Even titans have had to trim their ambitions. Country Garden Holdings, the largest Chinese property developer by market capitalization on Hong Kong's exchange, canceled a $1.5 billion debt issue late last year before resuscitating it in January -- though only at a third of the size, and restructured as a far more expensive convertible bond.
Soho China Ltd., a major commercial and residential developer in Beijing, recently dropped the idea of doing a domestic stock listing amid souring market conditions. Pan Shiyi, the company's co-founder and chairman, told Shanghai Securities News that Chinese developers this year will "find themselves in extraordinarily difficult financial straits."
Fueled by buoyant capital markets and soaring property prices, developers went on a land-buying binge last year. "The 'model' that worked in 2007 was predicated on prices for apartments growing faster than land costs," says Todd Schubert, an analyst with Deutsche Bank in Singapore.
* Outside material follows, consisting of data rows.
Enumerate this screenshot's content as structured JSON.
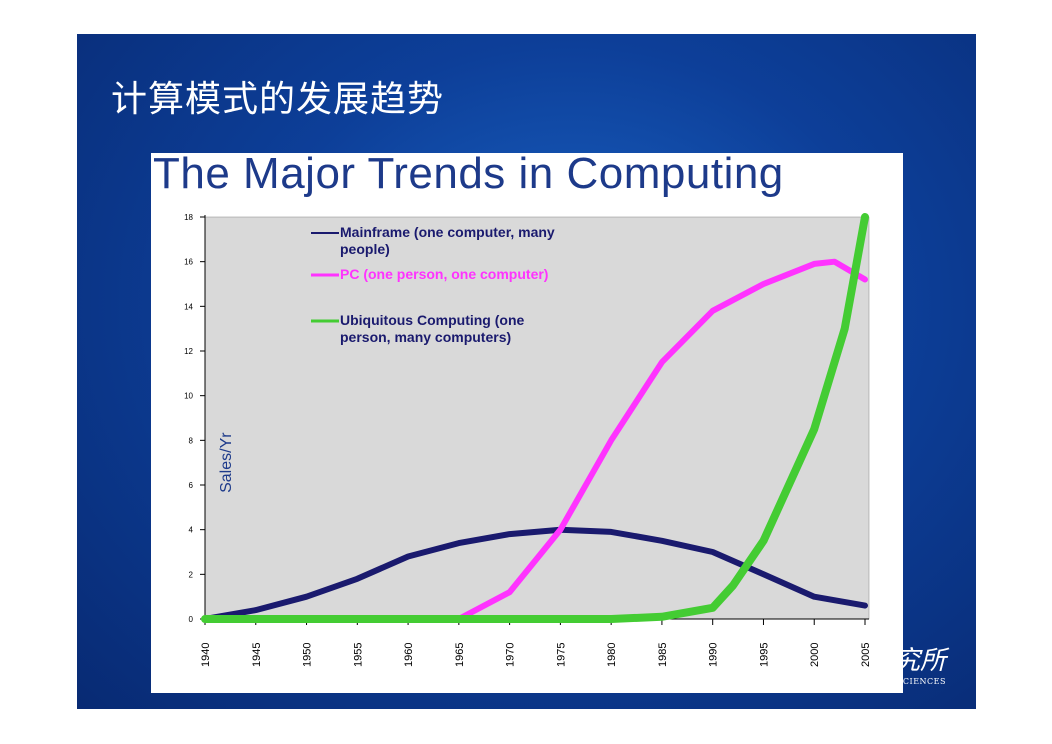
{
  "slide": {
    "title": "计算模式的发展趋势",
    "watermark_cn": "究所",
    "watermark_en": "SCIENCES"
  },
  "colors": {
    "background": "#0d3f99",
    "plot_area": "#d9d9d9",
    "mainframe": "#1a1a6e",
    "pc": "#ff33ff",
    "ubiquitous": "#44cc33",
    "title": "#1d3a8a"
  },
  "chart_data": {
    "type": "line",
    "title": "The Major Trends in Computing",
    "xlabel": "",
    "ylabel": "Sales/Yr",
    "xlim": [
      1940,
      2005
    ],
    "ylim": [
      0,
      18
    ],
    "x_ticks": [
      "1940",
      "1945",
      "1950",
      "1955",
      "1960",
      "1965",
      "1970",
      "1975",
      "1980",
      "1985",
      "1990",
      "1995",
      "2000",
      "2005"
    ],
    "y_ticks": [
      "0",
      "2",
      "4",
      "6",
      "8",
      "10",
      "12",
      "14",
      "16",
      "18"
    ],
    "grid": false,
    "legend_position": "top-left",
    "series": [
      {
        "name": "Mainframe (one computer, many people)",
        "color": "#1a1a6e",
        "points": [
          [
            1940,
            0
          ],
          [
            1945,
            0.4
          ],
          [
            1950,
            1.0
          ],
          [
            1955,
            1.8
          ],
          [
            1960,
            2.8
          ],
          [
            1965,
            3.4
          ],
          [
            1970,
            3.8
          ],
          [
            1975,
            4.0
          ],
          [
            1980,
            3.9
          ],
          [
            1985,
            3.5
          ],
          [
            1990,
            3.0
          ],
          [
            1995,
            2.0
          ],
          [
            2000,
            1.0
          ],
          [
            2005,
            0.6
          ]
        ]
      },
      {
        "name": "PC (one person, one computer)",
        "color": "#ff33ff",
        "points": [
          [
            1940,
            0
          ],
          [
            1962,
            0
          ],
          [
            1965,
            0
          ],
          [
            1970,
            1.2
          ],
          [
            1975,
            4.0
          ],
          [
            1980,
            8.0
          ],
          [
            1985,
            11.5
          ],
          [
            1990,
            13.8
          ],
          [
            1995,
            15.0
          ],
          [
            2000,
            15.9
          ],
          [
            2002,
            16.0
          ],
          [
            2005,
            15.2
          ]
        ]
      },
      {
        "name": "Ubiquitous Computing (one person, many computers)",
        "color": "#44cc33",
        "points": [
          [
            1940,
            0
          ],
          [
            1980,
            0
          ],
          [
            1985,
            0.1
          ],
          [
            1990,
            0.5
          ],
          [
            1992,
            1.5
          ],
          [
            1995,
            3.5
          ],
          [
            2000,
            8.5
          ],
          [
            2003,
            13.0
          ],
          [
            2005,
            18.0
          ]
        ]
      }
    ]
  }
}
Companies that bought land aggressively were rewarded by investors, which only encouraged developers to keep increasing land banks, no matter how high the cost spiraled. Now, with home prices faltering and funding sources scarce, Mr. Schubert says, "This game is over."
Overextended and overleveraged developers are struggling to find construction funds. "Having a lot of land in some ways becomes an albatross around your neck," says Mr. Howlett of Jones Day.
Months ago, they might have gone to the capital markets. Mainland property companies raised $7.6 billion in Hong Kong listings in 2007 -- seven times the 2006 total, according to Thomson Financial. Chinese regulators seem willing to allow mainland property concerns to sell shares, but as stock prices continue to plummet, poor investor sentiment can put those plans in jeopardy, along with IPO ambitions in other sectors. Meanwhile, the market for offshore U.S. dollar debt is moribund.
These developers are also facing the prospect of a turning point in China's broader property market, especially in the south, a stronghold for many of the biggest developers. In the past few months, Wang Shi, the head of megadeveloper China Vanke, a Shenzhen-listed company based in that boomtown, surprised the market by slashing prices heavily on new flats and suggesting in a recent television interview that people wait three to four years before purchasing a new home.
The government made home buying more expensive last year by raising down-payment rates on second mortgages and raising mortgage rates, in order to cool prices. It also is rolling out low-income housing that could further depress prices.
Kong Qingping, chairman of Hong Kong-listed China Overseas Land & Investment, acknowledged last week that this confluence of trends would make the year ahead difficult for Chinese developers. He described price declines of as much as 30% in some top-tier cities as simply a "return to rationality" after several years of overexcitement, not a "turning point," as Mr. Wang of China Vanke has it.